At the same time, I know that some of the most powerful learning will come not from doing, but from observing. The Duke–KCMC partnership is one of Duke’s strongest global health collaborations, and I want to pay attention to how relationships are built and sustained across institutions. I hope to notice what makes projects easier or harder to implement, and what is required to keep momentum over time. Just as important, I want to listen for the differences between what the community values and what researchers might value.

I also expect to learn how to adapt. No matter how well a protocol is designed, things rarely go as planned in the field. Learning how to respond thoughtfully to unexpected challenges, while keeping the project grounded in respect for both patients and staff, will be an important part of my growth. Finally, I see this fellowship as a chance to reflect on what global health means to me personally. I want to observe carefully, contribute responsibly, and use this experience to clarify how I want to engage with global health in the future.

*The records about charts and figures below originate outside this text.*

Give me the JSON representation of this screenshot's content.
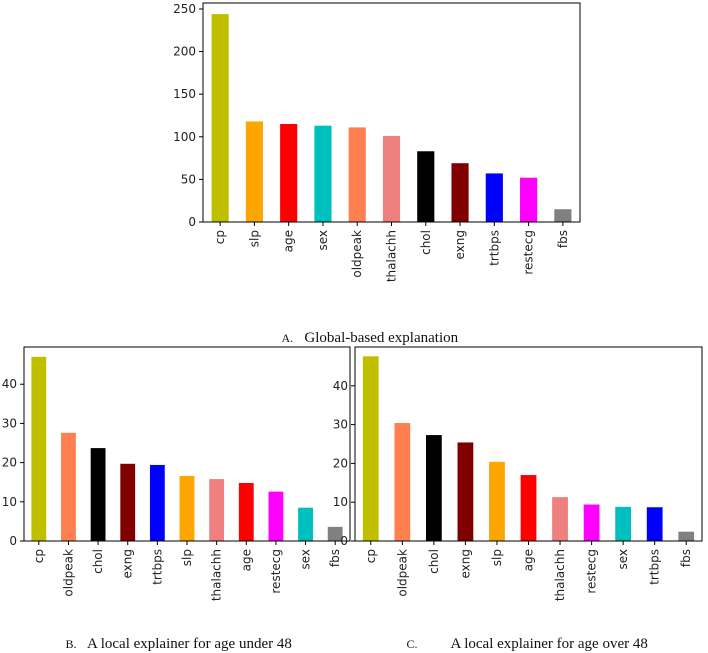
{
  "chart_data": [
    {
      "id": "A",
      "type": "bar",
      "categories": [
        "cp",
        "slp",
        "age",
        "sex",
        "oldpeak",
        "thalachh",
        "chol",
        "exng",
        "trtbps",
        "restecg",
        "fbs"
      ],
      "values": [
        244,
        118,
        115,
        113,
        111,
        101,
        83,
        69,
        57,
        52,
        15
      ],
      "colors": [
        "#bfbf00",
        "#ffa500",
        "#ff0000",
        "#00bfbf",
        "#ff7f50",
        "#f08080",
        "#000000",
        "#800000",
        "#0000ff",
        "#ff00ff",
        "#808080"
      ],
      "yticks": [
        0,
        50,
        100,
        150,
        200,
        250
      ],
      "ylim": [
        0,
        257
      ],
      "title": "",
      "xlabel": "",
      "ylabel": "",
      "caption_letter": "A.",
      "caption_text": "Global-based explanation"
    },
    {
      "id": "B",
      "type": "bar",
      "categories": [
        "cp",
        "oldpeak",
        "chol",
        "exng",
        "trtbps",
        "slp",
        "thalachh",
        "age",
        "restecg",
        "sex",
        "fbs"
      ],
      "values": [
        47,
        27.6,
        23.7,
        19.7,
        19.4,
        16.6,
        15.8,
        14.8,
        12.6,
        8.5,
        3.6
      ],
      "colors": [
        "#bfbf00",
        "#ff7f50",
        "#000000",
        "#800000",
        "#0000ff",
        "#ffa500",
        "#f08080",
        "#ff0000",
        "#ff00ff",
        "#00bfbf",
        "#808080"
      ],
      "yticks": [
        0,
        10,
        20,
        30,
        40
      ],
      "ylim": [
        0,
        49.5
      ],
      "title": "",
      "xlabel": "",
      "ylabel": "",
      "caption_letter": "B.",
      "caption_text": "A local explainer for age under 48"
    },
    {
      "id": "C",
      "type": "bar",
      "categories": [
        "cp",
        "oldpeak",
        "chol",
        "exng",
        "slp",
        "age",
        "thalachh",
        "restecg",
        "sex",
        "trtbps",
        "fbs"
      ],
      "values": [
        47.6,
        30.4,
        27.3,
        25.4,
        20.4,
        17,
        11.3,
        9.4,
        8.8,
        8.7,
        2.4
      ],
      "colors": [
        "#bfbf00",
        "#ff7f50",
        "#000000",
        "#800000",
        "#ffa500",
        "#ff0000",
        "#f08080",
        "#ff00ff",
        "#00bfbf",
        "#0000ff",
        "#808080"
      ],
      "yticks": [
        0,
        10,
        20,
        30,
        40
      ],
      "ylim": [
        0,
        50
      ],
      "title": "",
      "xlabel": "",
      "ylabel": "",
      "caption_letter": "C.",
      "caption_text": "A local explainer for age over 48"
    }
  ]
}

What interests you about tropical medicine and what problems are you interested in solving?
Tropical medicine appeals to me because it sits at the intersection of biology, systems and daily life. In ophthalmology, much vision loss is preventable or treatable, yet in many low-resource settings patients still lack timely access to screening, diagnosis and care. As infectious causes of blindness have declined, chronic eye diseases have emerged. These conditions require not only clinical expertise, but also strong systems of prevention, referral and follow-up.

The problems I hope to work on are simple to describe but difficult to solve: late detection, fragmented handoffs, financial and transportation barriers, and stigma. I am particularly interested in how we can integrate eye care into existing health platforms—whether HIV clinics, primary care centers or community outreach—so that screening and referral become part of routine care rather than an added burden.

I have also learned that technical solutions alone rarely succeed without attention to context. Listening early changes design. I want to learn how to create workflows with the people who do the work, adapt tools so they fit the setting, and remain flexible when challenges arise. I hope to apply these lessons across a range of tropical eye problems. My goal is to help design and evaluate practical strategies for care delivery in tropical settings, always with the broader aim of strengthening health systems and making vision care more accessible for patients who need it most.